Reconduit à Matignon, Sébastien Lecornu tente de bâtir un gouvernement d’ouverture sans rallier officiellement Les Républicains ni l’UDI, tandis que les alliés macronistes réclament des gages. La droite, partagée entre stratégie d’influence et crainte d’absorption, hésite sur la ligne à tenir avant le vote du budget.
Depuis sa reconduction à Matignon, Sébastien Lecornu avance sur un fil. Le Premier ministre, sommé par l’Élysée de composer vite pour présenter le budget 2026, cherche l’équilibre entre fidélité présidentielle et ouverture politique. Mais la manœuvre se heurte à un mur : la droite classique refuse pour l’heure d’entrer dans le jeu. Les Républicains, réunis samedi, ont confirmé qu’ils n’intégreraient pas le nouvel exécutif. Le bureau politique, sous l’autorité de Bruno Retailleau, a opté pour un soutien « texte par texte », une position intermédiaire censée préserver l’influence parlementaire sans trahir l’opposition. Selon Franceinfo, la réunion a été houleuse : plusieurs députés plaidaient pour une participation afin d’éviter une nouvelle dissolution. D’autres y ont vu une dérive vers une coalition de circonstance, contraire à l’identité du parti.
Cette fracture n’empêche pas Sébastien Lecornu de poursuivre ses approches. D’après Sud Ouest, il a prévenu Bruno Retailleau qu’il comptait tout de même nommer quelques personnalités LR dans son équipe. Un geste destiné à rassurer la droite modérée, mais qui passe mal rue de Vaugirard. Certains élus y voient une tentative de débauchage déguisé. D’autres, plus pragmatiques, rappellent que c’est aussi une façon de peser sur la future loi de finances. À l’arrière-plan, le souvenir encore frais de la dissolution de 2024 plane comme une menace : personne ne veut revivre le chaos parlementaire de l’année dernière.
L’UDI, de son côté, a choisi la même ligne prudente. Le parti centriste promet une collaboration « loyale et exigeante », mais prévient qu’il ne votera pas le budget à n’importe quel prix. Une manière de maintenir la cohérence d’un électorat plus libéral, attaché à la rigueur financière et à la stabilité institutionnelle. Les élus centristes, eux aussi, redoutent d’être avalés par un attelage gouvernemental sans direction claire.

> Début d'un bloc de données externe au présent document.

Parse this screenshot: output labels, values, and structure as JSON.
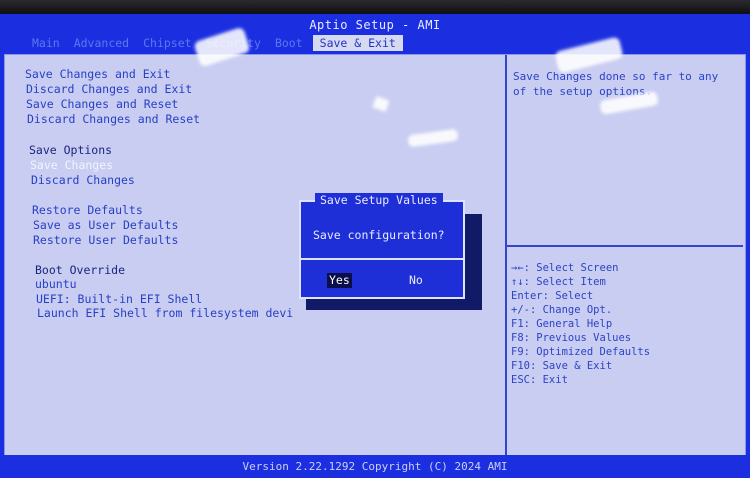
{
  "header": {
    "title": "Aptio Setup - AMI",
    "tabs": [
      {
        "label": "Main",
        "active": false
      },
      {
        "label": "Advanced",
        "active": false
      },
      {
        "label": "Chipset",
        "active": false
      },
      {
        "label": "Security",
        "active": false
      },
      {
        "label": "Boot",
        "active": false
      },
      {
        "label": "Save & Exit",
        "active": true
      }
    ]
  },
  "menu": {
    "items": [
      "Save Changes and Exit",
      "Discard Changes and Exit",
      "Save Changes and Reset",
      "Discard Changes and Reset",
      "Save Options",
      "Save Changes",
      "Discard Changes",
      "Restore Defaults",
      "Save as User Defaults",
      "Restore User Defaults",
      "Boot Override",
      "ubuntu",
      "UEFI: Built-in EFI Shell",
      "Launch EFI Shell from filesystem devi"
    ],
    "selected": "Save Changes"
  },
  "help": {
    "text": "Save Changes done so far to any of the setup options.",
    "keys": [
      "→←: Select Screen",
      "↑↓: Select Item",
      "Enter: Select",
      "+/-: Change Opt.",
      "F1: General Help",
      "F8: Previous Values",
      "F9: Optimized Defaults",
      "F10: Save & Exit",
      "ESC: Exit"
    ]
  },
  "dialog": {
    "title": "Save Setup Values",
    "message": "Save configuration?",
    "yes_label": "Yes",
    "no_label": "No",
    "focused": "Yes"
  },
  "footer": {
    "text": "Version 2.22.1292 Copyright (C) 2024 AMI"
  },
  "colors": {
    "background_blue": "#1c2fe0",
    "panel": "#c9cdf1",
    "text_blue": "#2740c6",
    "highlight_text": "#f2f4ff"
  }
}
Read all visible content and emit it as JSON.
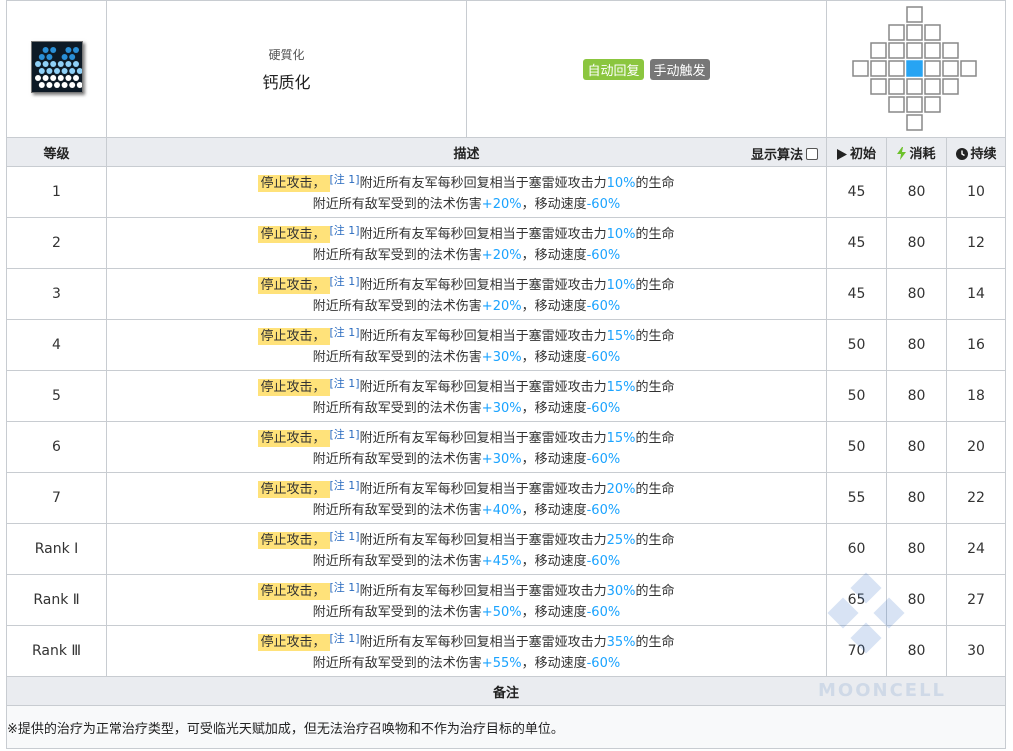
{
  "skill": {
    "jp_name": "硬質化",
    "cn_name": "钙质化",
    "tags": [
      {
        "label": "自动回复",
        "color": "#8bc63f"
      },
      {
        "label": "手动触发",
        "color": "#777777"
      }
    ]
  },
  "columns": {
    "level": "等级",
    "description": "描述",
    "show_algo": "显示算法",
    "initial": "初始",
    "cost": "消耗",
    "duration": "持续"
  },
  "desc_parts": {
    "stop_attack": "停止攻击，",
    "note": "[注 1]",
    "heal_prefix": "附近所有友军每秒回复相当于塞雷娅攻击力",
    "heal_suffix": "的生命",
    "dmg_prefix": "附近所有敌军受到的法术伤害",
    "move_prefix": "，移动速度",
    "move_value": "-60%"
  },
  "levels": [
    {
      "level": "1",
      "heal": "10%",
      "dmg": "+20%",
      "initial": "45",
      "cost": "80",
      "duration": "10"
    },
    {
      "level": "2",
      "heal": "10%",
      "dmg": "+20%",
      "initial": "45",
      "cost": "80",
      "duration": "12"
    },
    {
      "level": "3",
      "heal": "10%",
      "dmg": "+20%",
      "initial": "45",
      "cost": "80",
      "duration": "14"
    },
    {
      "level": "4",
      "heal": "15%",
      "dmg": "+30%",
      "initial": "50",
      "cost": "80",
      "duration": "16"
    },
    {
      "level": "5",
      "heal": "15%",
      "dmg": "+30%",
      "initial": "50",
      "cost": "80",
      "duration": "18"
    },
    {
      "level": "6",
      "heal": "15%",
      "dmg": "+30%",
      "initial": "50",
      "cost": "80",
      "duration": "20"
    },
    {
      "level": "7",
      "heal": "20%",
      "dmg": "+40%",
      "initial": "55",
      "cost": "80",
      "duration": "22"
    },
    {
      "level": "Rank Ⅰ",
      "heal": "25%",
      "dmg": "+45%",
      "initial": "60",
      "cost": "80",
      "duration": "24"
    },
    {
      "level": "Rank Ⅱ",
      "heal": "30%",
      "dmg": "+50%",
      "initial": "65",
      "cost": "80",
      "duration": "27"
    },
    {
      "level": "Rank Ⅲ",
      "heal": "35%",
      "dmg": "+55%",
      "initial": "70",
      "cost": "80",
      "duration": "30"
    }
  ],
  "footer": {
    "heading": "备注",
    "text": "※提供的治疗为正常治疗类型，可受临光天赋加成，但无法治疗召唤物和不作为治疗目标的单位。"
  },
  "watermark": "MOONCELL",
  "colors": {
    "highlight": "#ffe27a",
    "number_blue": "#1aa3ff",
    "tag_green": "#8bc63f",
    "tag_gray": "#777777",
    "range_center": "#27a4f3"
  }
}
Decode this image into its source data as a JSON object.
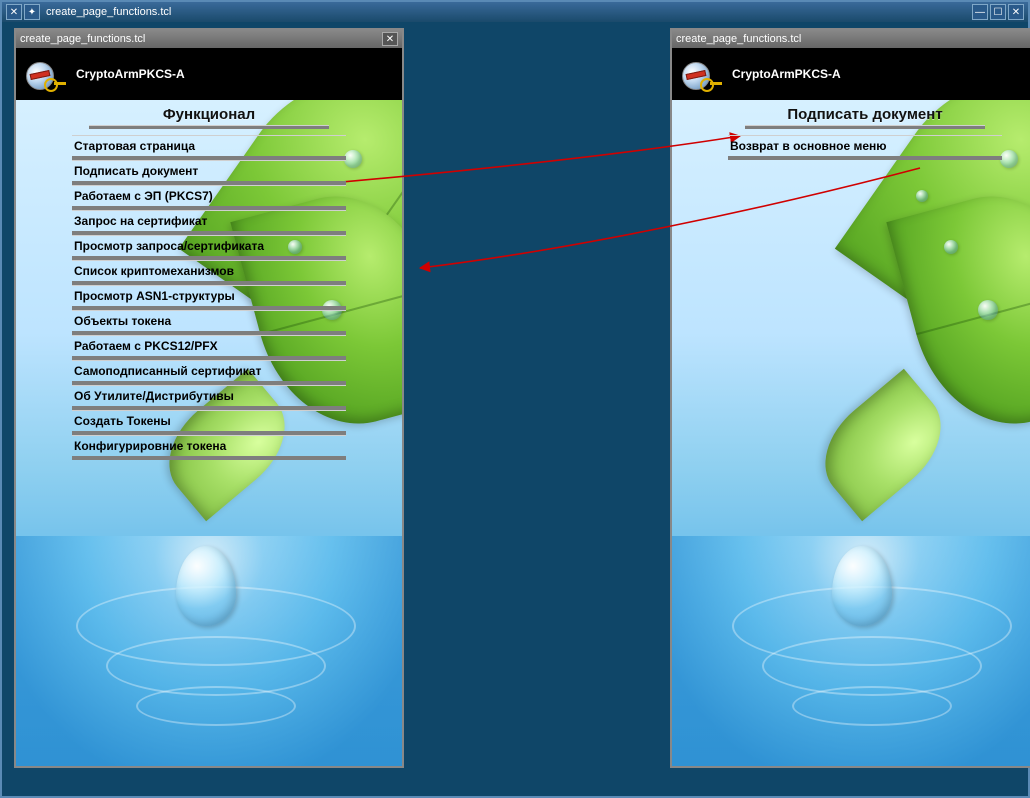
{
  "outer_window": {
    "title": "create_page_functions.tcl"
  },
  "left_window": {
    "title": "create_page_functions.tcl",
    "app_name": "CryptoArmPKCS-A",
    "page_heading": "Функционал",
    "menu": [
      "Стартовая страница",
      "Подписать документ",
      "Работаем с ЭП (PKCS7)",
      "Запрос на сертификат",
      "Просмотр запроса/сертификата",
      "Список криптомеханизмов",
      "Просмотр ASN1-структуры",
      "Объекты токена",
      "Работаем с PKCS12/PFX",
      "Самоподписанный сертификат",
      "Об Утилите/Дистрибутивы",
      "Создать Токены",
      "Конфигурировние токена"
    ]
  },
  "right_window": {
    "title": "create_page_functions.tcl",
    "app_name": "CryptoArmPKCS-A",
    "page_heading": "Подписать документ",
    "menu": [
      "Возврат в основное меню"
    ]
  }
}
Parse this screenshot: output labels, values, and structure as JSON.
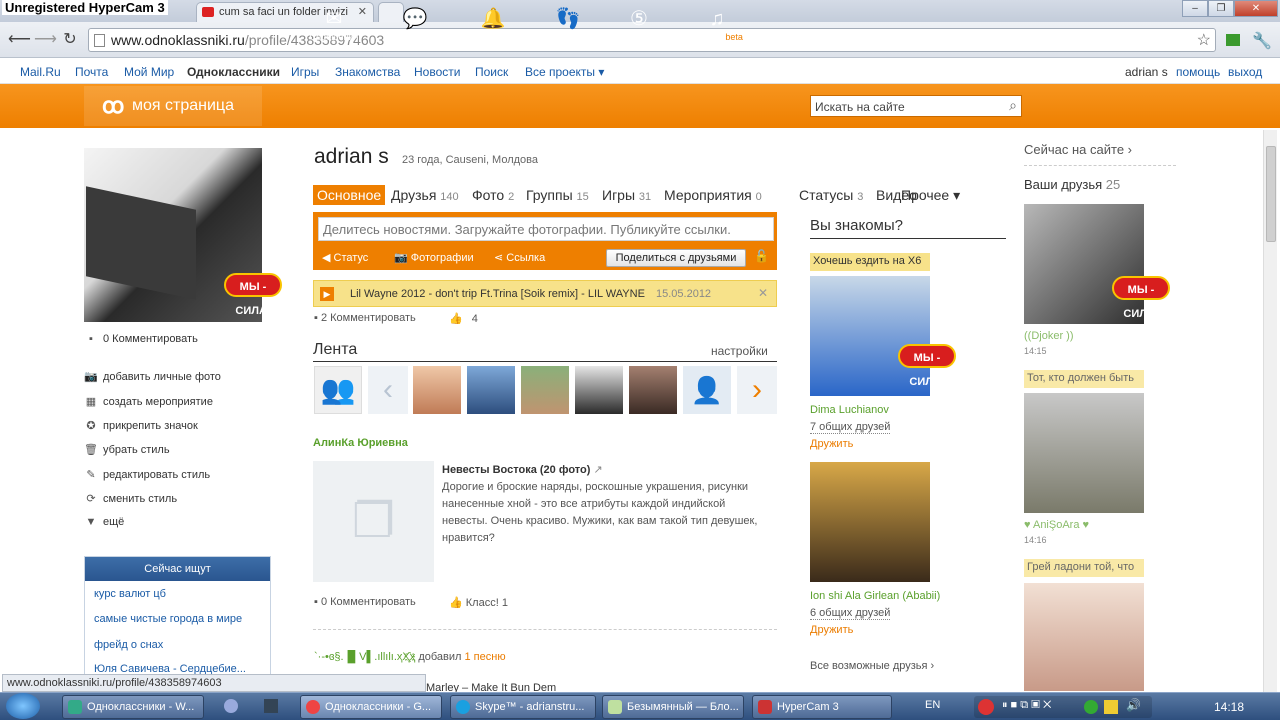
{
  "recorder_watermark": "Unregistered HyperCam 3",
  "browser": {
    "tabs": [
      {
        "title": "cum sa faci un folder invizi"
      }
    ],
    "url_host": "www.odnoklassniki.ru",
    "url_path": "/profile/438358974603"
  },
  "site_nav": {
    "left": [
      "Mail.Ru",
      "Почта",
      "Мой Мир",
      "Одноклассники",
      "Игры",
      "Знакомства",
      "Новости",
      "Поиск",
      "Все проекты ▾"
    ],
    "user": "adrian s",
    "help": "помощь",
    "logout": "выход"
  },
  "orange_bar": {
    "my_page": "моя страница",
    "items": [
      "Сообщения",
      "Обсуждения",
      "Оповещения",
      "Гости",
      "Оценки",
      "Музыка"
    ],
    "music_badge": "beta",
    "search_placeholder": "Искать на сайте"
  },
  "left_sidebar": {
    "avatar_badge": "МЫ - СИЛА!",
    "comment_count": "0 Комментировать",
    "actions": [
      "добавить личные фото",
      "создать мероприятие",
      "прикрепить значок",
      "убрать стиль",
      "редактировать стиль",
      "сменить стиль",
      "ещё"
    ],
    "now_searching_title": "Сейчас ищут",
    "now_searching": [
      "курс валют цб",
      "самые чистые города в мире",
      "фрейд о снах",
      "Юля Савичева - Сердцебие..."
    ]
  },
  "profile": {
    "name": "adrian s",
    "info": "23 года, Causeni, Молдова",
    "tabs": [
      {
        "label": "Основное",
        "count": ""
      },
      {
        "label": "Друзья",
        "count": "140"
      },
      {
        "label": "Фото",
        "count": "2"
      },
      {
        "label": "Группы",
        "count": "15"
      },
      {
        "label": "Игры",
        "count": "31"
      },
      {
        "label": "Мероприятия",
        "count": "0"
      },
      {
        "label": "Статусы",
        "count": "3"
      },
      {
        "label": "Видео",
        "count": ""
      },
      {
        "label": "Прочее ▾",
        "count": ""
      }
    ],
    "share_placeholder": "Делитесь новостями. Загружайте фотографии. Публикуйте ссылки.",
    "share_actions": [
      "Статус",
      "Фотографии",
      "Ссылка"
    ],
    "share_button": "Поделиться с друзьями",
    "now_playing": "Lil Wayne 2012 - don't trip Ft.Trina [Soik remix] - LIL WAYNE",
    "now_playing_date": "15.05.2012",
    "status_comment": "2 Комментировать",
    "status_likes": "4"
  },
  "feed": {
    "title": "Лента",
    "settings": "настройки",
    "author": "АлинКа Юриевна",
    "post_title": "Невесты Востока (20 фото)",
    "post_text": "Дорогие и броские наряды, роскошные украшения, рисунки нанесенные хной - это все атрибуты каждой индийской невесты. Очень красиво. Мужики, как вам такой тип девушек, нравится?",
    "post_comments": "0 Комментировать",
    "post_likes": "Класс! 1",
    "next_author": "`·-•ɞ§.▐▌V▌.ıllılı.ҳҲ҈ҳ",
    "next_action": "добавил",
    "next_link": "1 песню",
    "next_song": "Marley – Make It Bun Dem"
  },
  "suggest": {
    "title": "Вы знакомы?",
    "banner": "Хочешь ездить на Х6",
    "badge": "МЫ - СИЛА!",
    "people": [
      {
        "name": "Dima Luchianov",
        "mutual": "7 общих друзей",
        "action": "Дружить"
      },
      {
        "name": "Ion shi Ala Girlean (Ababii)",
        "mutual": "6 общих друзей",
        "action": "Дружить"
      }
    ],
    "all": "Все возможные друзья ›"
  },
  "right_col": {
    "online": "Сейчас на сайте ›",
    "friends_label": "Ваши друзья",
    "friends_count": "25",
    "badge": "МЫ - СИЛА!",
    "friends": [
      {
        "name": "((Djoker ))",
        "time": "14:15",
        "status": ""
      },
      {
        "name": "♥ AniŞoAra ♥",
        "time": "14:16",
        "status": "Тот, кто должен быть"
      },
      {
        "name": "",
        "time": "",
        "status": "Грей ладони той, что"
      }
    ]
  },
  "status_bar_url": "www.odnoklassniki.ru/profile/438358974603",
  "taskbar": {
    "windows": [
      "Одноклассники - W...",
      "Одноклассники - G...",
      "Skype™ - adrianstru...",
      "Безымянный — Бло...",
      "HyperCam 3"
    ],
    "lang": "EN",
    "clock": "14:18"
  }
}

Au sein de la majorité, l’ambiance n’est guère plus sereine. Plusieurs figures de la macronie, à commencer par Agnès Pannier-Runacher et Gérald Darmanin, semblent décidées à quitter le navire. Selon Franceinfo, Sébastien Lecornu souhaiterait écarter de son prochain cabinet toute personnalité déjà en campagne pour 2027. Le MoDem réclame des « clarifications » sur la ligne budgétaire et le partage du pouvoir. Horizons, fidèle à la stratégie d’Édouard Philippe, temporise : son soutien sera parlementaire, pas ministériel.
Ce flou général traduit une lassitude politique. Le bloc central, autrefois soudé autour du président, s’effrite au fil des recompositions. Chacun tente désormais de sauver sa cohérence avant les municipales de 2026. Les Républicains misent sur la patience, en espérant capitaliser sur les erreurs de la majorité. Lecornu, lui, joue la montre : il sait que le premier vote budgétaire décidera de la survie de son gouvernement.
Dans ce paysage fragmenté, une chose apparaît clairement : la France entre dans une forme de cohabitation implicite, où le gouvernement ne gouverne qu’à la condition de négocier chaque texte. Ce n’est plus un bloc présidentiel, mais une arithmétique fragile. Et c’est peut-être là que se trouve, pour la droite, la vraie opportunité : redevenir le centre de gravité d’une majorité sans boussole.